Former Sudanese Slave to Speak at Stanford
Students for Open Society, a student group at Stanford University, is bringing a unique speaker to the Bay Area. The speaker is Simon Deng, an escaped Sudanese slave and a prominent human rights activist.
At the age of nine, Deng's village was raided by Arab troops. He watched his childhood friends get shot dead and his fellow villagers burned alive in their huts. He was abducted and given as a "gift" to an Arab family who enslaved him for several years. He offers riveting descriptions of his life as a slave.
But Deng provides more than just a horrifying account of his experiences as a child slave. He delivers a message pertinent to the livelihood of all free nations. Deng considers himself a "victim of jihad" and describes the racist, Islamic society in Sudan which operates with a binary worldview.
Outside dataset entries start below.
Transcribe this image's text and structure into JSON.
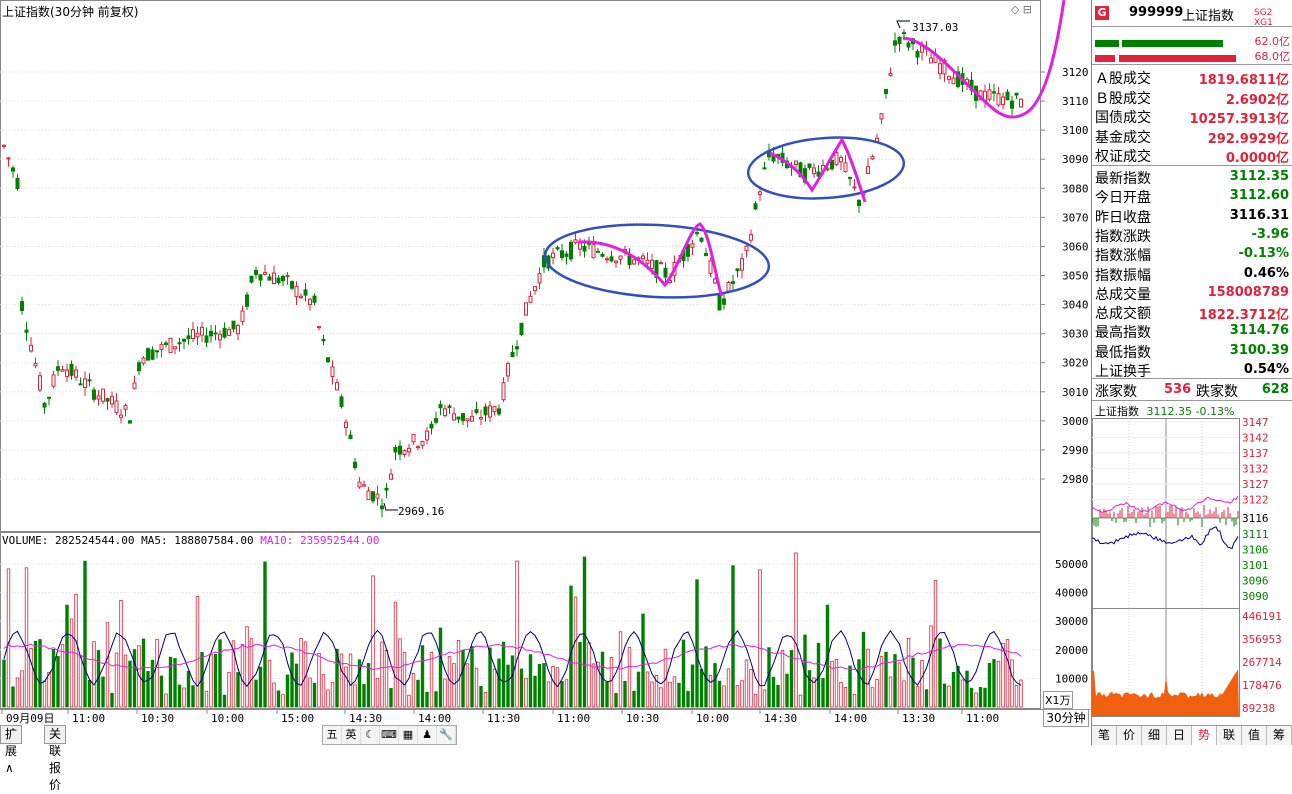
{
  "title": "上证指数(30分钟 前复权)",
  "window_controls": "◇ ⊟",
  "price_axis": [
    "3120",
    "3110",
    "3100",
    "3090",
    "3080",
    "3070",
    "3060",
    "3050",
    "3040",
    "3030",
    "3020",
    "3010",
    "3000",
    "2990",
    "2980"
  ],
  "annotations": {
    "high": "3137.03",
    "low": "2969.16"
  },
  "volume": {
    "label": "VOLUME: 282524544.00",
    "ma5": "MA5: 188807584.00",
    "ma10": "MA10: 235952544.00",
    "axis": [
      "50000",
      "40000",
      "30000",
      "20000",
      "10000"
    ],
    "unit": "X1万"
  },
  "time_axis": [
    "09月09日",
    "11:00",
    "10:30",
    "10:00",
    "15:00",
    "14:30",
    "14:00",
    "11:30",
    "11:00",
    "10:30",
    "10:00",
    "14:30",
    "14:00",
    "13:30",
    "11:00"
  ],
  "period": "30分钟",
  "bottom_tabs": [
    "扩展∧",
    "关联报价"
  ],
  "toolbar": [
    "五",
    "英",
    "☾",
    "⌨",
    "▦",
    "♟",
    "🔧"
  ],
  "panel": {
    "icon": "G",
    "code": "999999",
    "name": "上证指数",
    "tags": "SG2 XG1",
    "flow1": "62.0亿",
    "flow2": "68.0亿",
    "turnover": [
      {
        "label": "Ａ股成交",
        "value": "1819.6811亿",
        "color": "red"
      },
      {
        "label": "Ｂ股成交",
        "value": "2.6902亿",
        "color": "red"
      },
      {
        "label": "国债成交",
        "value": "10257.3913亿",
        "color": "red"
      },
      {
        "label": "基金成交",
        "value": "292.9929亿",
        "color": "red"
      },
      {
        "label": "权证成交",
        "value": "0.0000亿",
        "color": "red"
      }
    ],
    "stats": [
      {
        "label": "最新指数",
        "value": "3112.35",
        "color": "green"
      },
      {
        "label": "今日开盘",
        "value": "3112.60",
        "color": "green"
      },
      {
        "label": "昨日收盘",
        "value": "3116.31",
        "color": "black"
      },
      {
        "label": "指数涨跌",
        "value": "-3.96",
        "color": "green"
      },
      {
        "label": "指数涨幅",
        "value": "-0.13%",
        "color": "green"
      },
      {
        "label": "指数振幅",
        "value": "0.46%",
        "color": "black"
      },
      {
        "label": "总成交量",
        "value": "158008789",
        "color": "red"
      },
      {
        "label": "总成交额",
        "value": "1822.3712亿",
        "color": "red"
      },
      {
        "label": "最高指数",
        "value": "3114.76",
        "color": "green"
      },
      {
        "label": "最低指数",
        "value": "3100.39",
        "color": "green"
      },
      {
        "label": "上证换手",
        "value": "0.54%",
        "color": "black"
      }
    ],
    "breadth": {
      "up_label": "涨家数",
      "up": "536",
      "down_label": "跌家数",
      "down": "628"
    },
    "mini": {
      "title": "上证指数",
      "price": "3112.35",
      "change": "-0.13%",
      "axis_red": [
        "3147",
        "3142",
        "3137",
        "3132",
        "3127",
        "3122"
      ],
      "axis_mid": "3116",
      "axis_green": [
        "3111",
        "3106",
        "3101",
        "3096",
        "3090"
      ],
      "vol_axis": [
        "446191",
        "356953",
        "267714",
        "178476",
        "89238"
      ]
    },
    "tabs": [
      "笔",
      "价",
      "细",
      "日",
      "势",
      "联",
      "值",
      "筹"
    ],
    "active_tab": "势"
  },
  "colors": {
    "up": "#e0223b",
    "down": "#008000",
    "ma_blue": "#000080",
    "ma_magenta": "#e020e0",
    "circle_blue": "#3050c0"
  }
}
According to Deng, this worldview divides the world's population into two categories: Muslim and non-Muslim. "If you are not a Muslim, you are a khoufar, an infidel, an enemy, a human being with no right to life who may be treated with terrible inhumanity," Deng told a conference at the Palais des Nations in Geneva.
Deng is also unafraid to condemn the UN Human Rights Council, criticizing that its membership includes some of the most inhumane regimes in the world, including the regime of Sudan itself.
In addition, Deng has an impressive record as a human rights activist. In April 2006, Deng organized and participated in a 300-mile "freedom walk" from the UN headquarters in New York to the Capitol Building in Washington, D.C., where he met President Bush.
Deng is scheduled to participate in a rally in front of the Chinese consulate on Monday and speak at Stanford University on Tuesday, February 12 at 7:00 p.m. in Cubberley Auditorium. The event is open to the public.